Not represented at the MB meeting.

 

PIC

-          WLCG-07-01: 24x7 Support Definition
WLCG-07-02: 24x7 Support Testing
Setting up on-call service with the current staff; late due to administrative issues and legal verifications.

-          WLCG-07-04: VOBoxes SLA Defined
Discussion on-going with experiments to determine their requirements in term of reaction time and support.

 

G.Merino asked whether the experiments discussing the SLA separately with each site and why there was not a single agreement for all sites (at least on response times, etc)

L.Robertson replied that the sites should agree independently because they all have slightly different local procedures.

 

RAL

-          WLCG-07-01: 24x7 Support Definition
WLCG-07-02: 24x7 Support Testing
Funding for call-out staff has been approved from April 2008. A plan will be provided how to achieve the 24x7 support until that date.

-          WLCG-07-04: VOBoxes SLA Defined
The action is being implemented, started discussing with the Experiments.

 

SARA NIKHEF

-          WLCG-07-01: 24x7 Support Definition
WLCG-07-02: 24x7 Support Testing
SARA intends to provide the level agreement by default in the MoU. If is not adequate the VOs should contact the site. It is not always clear who the VO contacts are and there are problems about hiring staff for such support.

 

L.Robertson stated that is the site has the responsibility (and is in its interest) to define an agreement on 24x7 support, covering the use cases and needs of the Experiments. And support over the week end will be needed: the MoU says that during accelerator operations acceptance of data must be supported within 12 hours.

 

-          WLCG-07-04: VOBoxes SLA Defined
The action is being implemented, started discussing with the Experiments.

 

TRIUMF

Not represented at the MB meeting.

 

BNL

-          WLCG-07-04: VOBoxes SLA Defined
The support is being defined with ATLAS. BNL has a hot spare CPU available to replace it in case of failure.

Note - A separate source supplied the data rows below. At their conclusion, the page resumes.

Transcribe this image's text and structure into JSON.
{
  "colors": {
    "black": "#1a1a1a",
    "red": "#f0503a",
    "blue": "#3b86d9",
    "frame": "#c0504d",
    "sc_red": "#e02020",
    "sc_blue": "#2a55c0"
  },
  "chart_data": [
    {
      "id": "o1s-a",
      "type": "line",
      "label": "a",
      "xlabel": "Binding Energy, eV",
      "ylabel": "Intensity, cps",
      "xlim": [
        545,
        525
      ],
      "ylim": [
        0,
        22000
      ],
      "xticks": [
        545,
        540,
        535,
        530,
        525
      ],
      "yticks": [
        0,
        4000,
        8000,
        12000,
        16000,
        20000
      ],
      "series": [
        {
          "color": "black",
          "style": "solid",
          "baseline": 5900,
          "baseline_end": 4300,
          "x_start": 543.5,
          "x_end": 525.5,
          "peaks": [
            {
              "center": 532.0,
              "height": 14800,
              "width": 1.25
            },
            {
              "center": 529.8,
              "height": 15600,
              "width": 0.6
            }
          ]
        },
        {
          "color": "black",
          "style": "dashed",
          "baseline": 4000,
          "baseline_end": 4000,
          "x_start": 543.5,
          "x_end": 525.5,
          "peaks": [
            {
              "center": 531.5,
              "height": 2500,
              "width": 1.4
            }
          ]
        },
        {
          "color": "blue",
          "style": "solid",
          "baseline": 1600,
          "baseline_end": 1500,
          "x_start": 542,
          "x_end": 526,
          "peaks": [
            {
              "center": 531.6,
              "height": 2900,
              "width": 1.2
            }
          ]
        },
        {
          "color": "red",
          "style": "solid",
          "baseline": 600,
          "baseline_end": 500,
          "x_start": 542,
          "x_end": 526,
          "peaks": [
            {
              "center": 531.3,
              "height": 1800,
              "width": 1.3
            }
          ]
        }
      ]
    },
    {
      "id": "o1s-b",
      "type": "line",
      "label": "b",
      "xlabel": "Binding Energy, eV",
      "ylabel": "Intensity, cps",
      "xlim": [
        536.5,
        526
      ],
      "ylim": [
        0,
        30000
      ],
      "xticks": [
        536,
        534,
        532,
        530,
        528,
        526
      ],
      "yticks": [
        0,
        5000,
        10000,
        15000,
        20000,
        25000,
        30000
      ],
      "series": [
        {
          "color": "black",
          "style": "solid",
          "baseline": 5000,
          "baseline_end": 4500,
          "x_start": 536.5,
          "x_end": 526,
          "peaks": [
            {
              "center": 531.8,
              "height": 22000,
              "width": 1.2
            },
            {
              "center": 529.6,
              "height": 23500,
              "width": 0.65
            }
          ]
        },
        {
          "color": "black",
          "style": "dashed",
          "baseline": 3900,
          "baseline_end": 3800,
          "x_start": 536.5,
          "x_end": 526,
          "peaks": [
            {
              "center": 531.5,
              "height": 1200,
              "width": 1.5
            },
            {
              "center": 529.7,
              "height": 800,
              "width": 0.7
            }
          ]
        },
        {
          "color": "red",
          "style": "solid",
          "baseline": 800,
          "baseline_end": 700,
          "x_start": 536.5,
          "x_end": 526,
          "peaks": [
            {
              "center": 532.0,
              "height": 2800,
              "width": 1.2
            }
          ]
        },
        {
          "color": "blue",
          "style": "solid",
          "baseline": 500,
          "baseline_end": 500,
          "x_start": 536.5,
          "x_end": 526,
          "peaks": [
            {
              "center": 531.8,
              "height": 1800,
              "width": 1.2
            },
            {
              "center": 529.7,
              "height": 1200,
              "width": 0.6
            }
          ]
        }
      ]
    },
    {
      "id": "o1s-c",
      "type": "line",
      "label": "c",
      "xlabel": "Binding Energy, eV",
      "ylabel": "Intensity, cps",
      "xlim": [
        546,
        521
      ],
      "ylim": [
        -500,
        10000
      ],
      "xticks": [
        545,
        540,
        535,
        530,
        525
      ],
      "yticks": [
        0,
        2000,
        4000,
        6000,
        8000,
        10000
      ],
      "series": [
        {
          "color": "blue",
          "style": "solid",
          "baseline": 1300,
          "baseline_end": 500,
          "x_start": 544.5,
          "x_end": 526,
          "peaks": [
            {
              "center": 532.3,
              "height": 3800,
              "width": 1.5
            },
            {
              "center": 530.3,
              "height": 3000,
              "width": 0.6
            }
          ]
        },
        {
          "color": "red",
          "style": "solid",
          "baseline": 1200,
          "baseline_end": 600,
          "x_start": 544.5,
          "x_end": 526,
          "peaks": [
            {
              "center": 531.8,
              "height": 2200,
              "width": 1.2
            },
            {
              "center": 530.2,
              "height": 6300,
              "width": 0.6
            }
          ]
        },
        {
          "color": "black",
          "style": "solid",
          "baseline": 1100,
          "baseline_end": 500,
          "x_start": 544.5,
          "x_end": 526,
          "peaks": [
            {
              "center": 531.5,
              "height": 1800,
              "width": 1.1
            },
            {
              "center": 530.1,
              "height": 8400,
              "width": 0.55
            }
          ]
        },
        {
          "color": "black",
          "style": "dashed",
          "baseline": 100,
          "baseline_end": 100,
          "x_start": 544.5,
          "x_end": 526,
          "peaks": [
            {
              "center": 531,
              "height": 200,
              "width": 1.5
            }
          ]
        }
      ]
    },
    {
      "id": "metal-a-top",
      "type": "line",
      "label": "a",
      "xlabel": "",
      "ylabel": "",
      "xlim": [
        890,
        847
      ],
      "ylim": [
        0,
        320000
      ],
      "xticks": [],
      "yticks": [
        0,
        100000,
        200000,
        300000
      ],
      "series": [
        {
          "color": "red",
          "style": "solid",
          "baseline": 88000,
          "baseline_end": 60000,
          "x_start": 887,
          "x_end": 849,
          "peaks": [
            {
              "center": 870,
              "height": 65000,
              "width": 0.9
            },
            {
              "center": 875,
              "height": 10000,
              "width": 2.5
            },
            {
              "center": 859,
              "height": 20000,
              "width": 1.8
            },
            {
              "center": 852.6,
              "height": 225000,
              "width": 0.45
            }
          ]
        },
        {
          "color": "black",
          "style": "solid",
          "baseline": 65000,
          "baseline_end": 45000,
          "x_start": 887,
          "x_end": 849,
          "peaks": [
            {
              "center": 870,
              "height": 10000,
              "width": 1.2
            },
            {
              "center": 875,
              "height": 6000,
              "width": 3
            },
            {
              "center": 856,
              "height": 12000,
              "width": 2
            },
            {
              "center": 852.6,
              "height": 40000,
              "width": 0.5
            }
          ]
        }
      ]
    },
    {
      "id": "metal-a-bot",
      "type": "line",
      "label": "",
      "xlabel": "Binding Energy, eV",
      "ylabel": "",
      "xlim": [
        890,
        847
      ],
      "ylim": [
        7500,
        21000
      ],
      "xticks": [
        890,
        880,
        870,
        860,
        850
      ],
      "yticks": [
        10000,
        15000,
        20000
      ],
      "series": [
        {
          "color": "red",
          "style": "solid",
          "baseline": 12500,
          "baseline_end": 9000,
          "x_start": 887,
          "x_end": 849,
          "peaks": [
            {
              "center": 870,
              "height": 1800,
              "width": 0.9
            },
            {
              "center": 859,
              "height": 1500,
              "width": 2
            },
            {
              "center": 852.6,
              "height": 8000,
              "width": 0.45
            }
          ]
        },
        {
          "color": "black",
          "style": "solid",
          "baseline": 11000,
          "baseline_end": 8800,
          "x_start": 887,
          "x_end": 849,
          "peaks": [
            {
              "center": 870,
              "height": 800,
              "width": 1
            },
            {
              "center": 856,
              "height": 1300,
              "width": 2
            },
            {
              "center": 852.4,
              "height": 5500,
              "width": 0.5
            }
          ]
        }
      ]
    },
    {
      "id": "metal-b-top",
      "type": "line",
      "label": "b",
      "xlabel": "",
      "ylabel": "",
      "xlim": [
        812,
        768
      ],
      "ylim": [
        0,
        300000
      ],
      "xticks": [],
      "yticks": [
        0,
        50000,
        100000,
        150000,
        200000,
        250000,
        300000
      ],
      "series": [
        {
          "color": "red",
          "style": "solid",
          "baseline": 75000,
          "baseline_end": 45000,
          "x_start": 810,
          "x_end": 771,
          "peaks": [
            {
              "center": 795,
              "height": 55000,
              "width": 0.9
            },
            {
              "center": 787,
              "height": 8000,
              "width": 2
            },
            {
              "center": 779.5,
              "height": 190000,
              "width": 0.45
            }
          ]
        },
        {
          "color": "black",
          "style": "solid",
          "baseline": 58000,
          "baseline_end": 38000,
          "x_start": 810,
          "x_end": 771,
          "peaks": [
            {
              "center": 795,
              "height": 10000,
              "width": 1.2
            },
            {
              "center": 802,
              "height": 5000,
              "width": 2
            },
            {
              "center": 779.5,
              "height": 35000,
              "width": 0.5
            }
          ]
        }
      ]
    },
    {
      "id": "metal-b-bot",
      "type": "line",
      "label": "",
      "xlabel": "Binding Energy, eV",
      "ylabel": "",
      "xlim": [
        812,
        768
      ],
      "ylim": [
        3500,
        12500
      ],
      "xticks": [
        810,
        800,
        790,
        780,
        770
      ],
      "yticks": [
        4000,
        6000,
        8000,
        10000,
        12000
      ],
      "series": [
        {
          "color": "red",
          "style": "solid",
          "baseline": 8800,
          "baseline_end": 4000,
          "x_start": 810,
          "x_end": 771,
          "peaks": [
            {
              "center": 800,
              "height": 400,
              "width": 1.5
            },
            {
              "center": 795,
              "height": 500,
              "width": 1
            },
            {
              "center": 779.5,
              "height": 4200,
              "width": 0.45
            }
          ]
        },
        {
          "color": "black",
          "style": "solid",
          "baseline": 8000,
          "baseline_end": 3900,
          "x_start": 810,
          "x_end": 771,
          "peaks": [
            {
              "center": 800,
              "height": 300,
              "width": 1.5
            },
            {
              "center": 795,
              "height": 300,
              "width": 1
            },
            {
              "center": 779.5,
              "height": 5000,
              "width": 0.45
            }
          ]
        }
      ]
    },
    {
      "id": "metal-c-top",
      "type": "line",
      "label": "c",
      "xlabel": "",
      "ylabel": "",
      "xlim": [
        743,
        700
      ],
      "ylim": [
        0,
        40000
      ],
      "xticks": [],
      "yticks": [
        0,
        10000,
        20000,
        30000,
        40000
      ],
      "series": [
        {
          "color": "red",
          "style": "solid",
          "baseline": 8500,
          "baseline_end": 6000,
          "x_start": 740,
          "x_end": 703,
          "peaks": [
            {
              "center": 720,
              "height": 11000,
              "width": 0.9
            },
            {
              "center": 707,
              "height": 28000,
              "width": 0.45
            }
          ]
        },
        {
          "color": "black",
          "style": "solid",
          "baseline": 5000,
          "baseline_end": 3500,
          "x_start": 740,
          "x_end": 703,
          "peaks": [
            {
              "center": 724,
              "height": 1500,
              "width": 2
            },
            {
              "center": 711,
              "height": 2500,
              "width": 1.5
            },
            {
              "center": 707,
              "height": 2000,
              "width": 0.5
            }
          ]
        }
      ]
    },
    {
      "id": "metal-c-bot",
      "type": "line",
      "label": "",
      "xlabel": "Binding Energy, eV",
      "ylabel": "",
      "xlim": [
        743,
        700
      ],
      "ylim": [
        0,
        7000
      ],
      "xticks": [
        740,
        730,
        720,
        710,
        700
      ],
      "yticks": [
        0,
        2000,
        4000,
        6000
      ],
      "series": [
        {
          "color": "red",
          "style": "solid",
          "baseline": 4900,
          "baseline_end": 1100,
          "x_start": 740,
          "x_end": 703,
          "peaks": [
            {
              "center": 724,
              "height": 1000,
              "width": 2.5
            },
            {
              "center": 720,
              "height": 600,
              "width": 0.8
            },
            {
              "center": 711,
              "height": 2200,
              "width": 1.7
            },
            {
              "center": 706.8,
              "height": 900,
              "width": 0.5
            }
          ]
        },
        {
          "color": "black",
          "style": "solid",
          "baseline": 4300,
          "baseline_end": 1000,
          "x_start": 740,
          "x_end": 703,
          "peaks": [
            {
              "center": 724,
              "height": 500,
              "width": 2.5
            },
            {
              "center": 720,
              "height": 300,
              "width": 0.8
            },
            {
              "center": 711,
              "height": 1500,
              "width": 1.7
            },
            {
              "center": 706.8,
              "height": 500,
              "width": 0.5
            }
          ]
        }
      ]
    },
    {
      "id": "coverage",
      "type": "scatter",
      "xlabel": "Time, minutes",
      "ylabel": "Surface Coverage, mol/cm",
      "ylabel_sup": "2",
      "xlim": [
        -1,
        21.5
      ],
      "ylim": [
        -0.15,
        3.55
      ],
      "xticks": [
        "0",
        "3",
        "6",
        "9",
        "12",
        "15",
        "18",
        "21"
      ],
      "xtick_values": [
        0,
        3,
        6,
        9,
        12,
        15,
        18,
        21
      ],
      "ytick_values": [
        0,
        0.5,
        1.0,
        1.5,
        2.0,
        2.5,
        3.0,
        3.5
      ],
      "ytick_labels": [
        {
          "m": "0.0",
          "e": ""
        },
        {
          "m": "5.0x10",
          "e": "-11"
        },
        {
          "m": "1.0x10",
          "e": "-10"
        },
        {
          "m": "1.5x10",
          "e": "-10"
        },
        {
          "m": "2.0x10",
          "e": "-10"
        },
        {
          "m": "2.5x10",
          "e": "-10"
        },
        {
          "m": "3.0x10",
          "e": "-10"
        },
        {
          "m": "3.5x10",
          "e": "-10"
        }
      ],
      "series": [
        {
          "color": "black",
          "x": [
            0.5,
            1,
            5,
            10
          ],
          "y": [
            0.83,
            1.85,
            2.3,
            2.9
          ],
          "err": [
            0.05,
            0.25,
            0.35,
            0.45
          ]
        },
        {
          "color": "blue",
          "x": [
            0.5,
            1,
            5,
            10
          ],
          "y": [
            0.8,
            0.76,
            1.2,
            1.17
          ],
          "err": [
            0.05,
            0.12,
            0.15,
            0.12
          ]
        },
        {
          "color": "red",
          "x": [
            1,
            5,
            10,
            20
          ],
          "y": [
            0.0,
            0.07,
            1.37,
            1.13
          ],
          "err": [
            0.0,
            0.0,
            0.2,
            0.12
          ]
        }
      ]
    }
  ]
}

-          WLCG-07-06: Job Priorities Available at Site
The priorities are implemented; the only missing step is the publishing into the Information System.

 

FNAL

-          WLCG-07-06: Job Priorities Available at Site
The priorities are implemented; the only missing step is the publishing into the Information System because it was not a priority for CMS.

 

1.      AOB 

 

1.1         Recent Job Priorities Issues

J.Templon reported that Job Priority was interpreted in different ways by different services (WMS, BDII) and this caused serious problems for the ATLAS jobs.

BTW: Why was the discussion done “privately” without involving the MB or any other LCG group/body?

 

A solution was found and it is being deployed and tested on the PPS at CERN. ATLAS asked the site to stop any activity in upgrading the Job Priority services. Sites could continue the deployment but do not put it in production. Sites that have it deployed should NOT un-deploy it.

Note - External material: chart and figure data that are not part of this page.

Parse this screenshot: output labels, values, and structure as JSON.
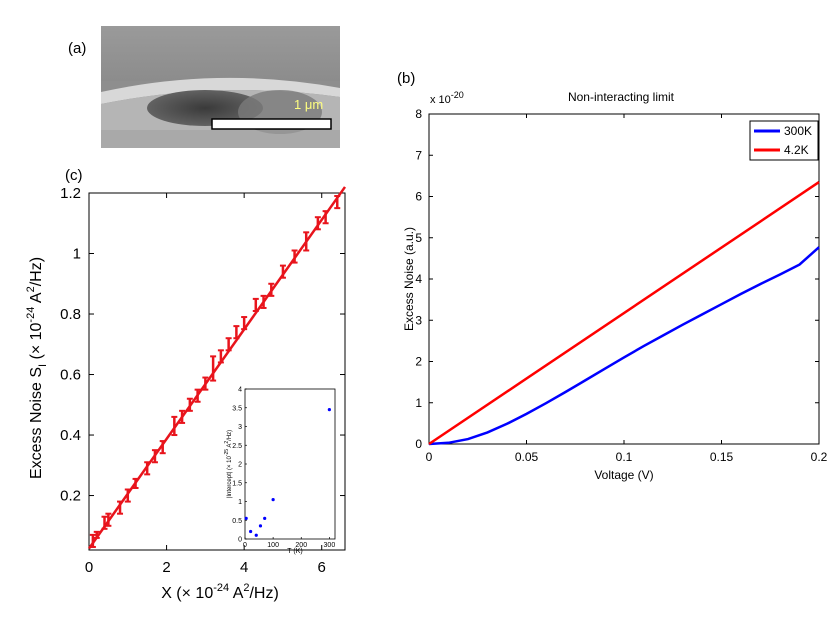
{
  "panels": {
    "a": {
      "label": "(a)",
      "scalebar_text": "1 μm",
      "description_hint": "SEM micrograph"
    },
    "b": {
      "label": "(b)"
    },
    "c": {
      "label": "(c)"
    }
  },
  "chart_data": [
    {
      "id": "b",
      "type": "line",
      "title": "Non-interacting limit",
      "xlabel": "Voltage (V)",
      "ylabel": "Excess Noise (a.u.)",
      "y_multiplier": "x 10",
      "y_multiplier_exp": "-20",
      "xlim": [
        0,
        0.2
      ],
      "ylim": [
        0,
        8
      ],
      "xticks": [
        "0",
        "0.05",
        "0.1",
        "0.15",
        "0.2"
      ],
      "yticks": [
        "0",
        "1",
        "2",
        "3",
        "4",
        "5",
        "6",
        "7",
        "8"
      ],
      "legend": "top-right",
      "series": [
        {
          "name": "300K",
          "color": "#0000ff",
          "x": [
            0,
            0.01,
            0.02,
            0.03,
            0.04,
            0.05,
            0.06,
            0.07,
            0.08,
            0.09,
            0.1,
            0.11,
            0.12,
            0.13,
            0.14,
            0.15,
            0.16,
            0.17,
            0.18,
            0.19,
            0.2
          ],
          "y": [
            0,
            0.03,
            0.12,
            0.28,
            0.49,
            0.73,
            0.99,
            1.26,
            1.54,
            1.82,
            2.1,
            2.37,
            2.63,
            2.89,
            3.14,
            3.39,
            3.64,
            3.88,
            4.11,
            4.35,
            4.77
          ]
        },
        {
          "name": "4.2K",
          "color": "#ff0000",
          "x": [
            0,
            0.2
          ],
          "y": [
            0,
            6.35
          ]
        }
      ]
    },
    {
      "id": "c",
      "type": "scatter",
      "xlabel_main": "X (× 10",
      "xlabel_exp": "-24",
      "xlabel_rest": " A",
      "xlabel_sq": "2",
      "xlabel_end": "/Hz)",
      "ylabel_main": "Excess Noise S",
      "ylabel_sub": "I",
      "ylabel_mid": " (× 10",
      "ylabel_exp": "-24",
      "ylabel_rest": " A",
      "ylabel_sq": "2",
      "ylabel_end": "/Hz)",
      "xlim": [
        0,
        6.6
      ],
      "ylim": [
        0.02,
        1.2
      ],
      "xticks": [
        "0",
        "2",
        "4",
        "6"
      ],
      "yticks": [
        "0.2",
        "0.4",
        "0.6",
        "0.8",
        "1",
        "1.2"
      ],
      "fit_line": {
        "x": [
          0,
          6.6
        ],
        "y": [
          0.025,
          1.22
        ],
        "color": "#e8141c"
      },
      "points": {
        "color": "#e8141c",
        "x": [
          0.1,
          0.2,
          0.4,
          0.5,
          0.8,
          1.0,
          1.2,
          1.5,
          1.7,
          1.9,
          2.2,
          2.4,
          2.6,
          2.8,
          3.0,
          3.2,
          3.4,
          3.6,
          3.8,
          4.0,
          4.3,
          4.5,
          4.7,
          5.0,
          5.3,
          5.6,
          5.9,
          6.1,
          6.4
        ],
        "y": [
          0.05,
          0.07,
          0.11,
          0.12,
          0.16,
          0.2,
          0.24,
          0.29,
          0.33,
          0.36,
          0.43,
          0.46,
          0.5,
          0.53,
          0.57,
          0.62,
          0.66,
          0.7,
          0.74,
          0.77,
          0.83,
          0.84,
          0.88,
          0.94,
          0.99,
          1.04,
          1.1,
          1.12,
          1.17
        ],
        "err": [
          0.02,
          0.01,
          0.02,
          0.02,
          0.02,
          0.02,
          0.015,
          0.02,
          0.02,
          0.02,
          0.03,
          0.02,
          0.02,
          0.02,
          0.02,
          0.04,
          0.02,
          0.02,
          0.02,
          0.02,
          0.02,
          0.02,
          0.02,
          0.02,
          0.02,
          0.03,
          0.02,
          0.02,
          0.02
        ]
      },
      "inset": {
        "xlabel": "T (K)",
        "ylabel_main": "|Intercept| (× 10",
        "ylabel_exp": "-25",
        "ylabel_rest": " A",
        "ylabel_sq": "2",
        "ylabel_end": "/Hz)",
        "xlim": [
          0,
          320
        ],
        "ylim": [
          0,
          4
        ],
        "xticks": [
          "0",
          "100",
          "200",
          "300"
        ],
        "yticks": [
          "0",
          "0.5",
          "1",
          "1.5",
          "2",
          "2.5",
          "3",
          "3.5",
          "4"
        ],
        "points": {
          "color": "#0000ff",
          "x": [
            4.2,
            20,
            40,
            55,
            70,
            100,
            300
          ],
          "y": [
            0.55,
            0.2,
            0.1,
            0.35,
            0.55,
            1.05,
            3.45
          ]
        }
      }
    }
  ]
}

1.2         LHCC Referees Meeting in the Morning

Not all referees were present and the meeting and it was organized too late for booking a suitable room for a remote phone connection. Apologies.

1.3         Next Meetings

J.Templon asked for an update on the status of the work on how the VOMS group/roles interlock into the different services.

L.Robertson replied that it could be done in two weeks because before there is the EGEE review.

 

Next meeting: Because of the EGEE Review at CERN a meeting room for the MB will be booked.

Update: Salle B has been booked for the MB on the 15th of May. Phone conferencing will also be available as usual.

 

2.      Summary of New Actions

 

 

No new actions.

 

The full Action List, current and past items, will be in this wiki page before next MB meeting.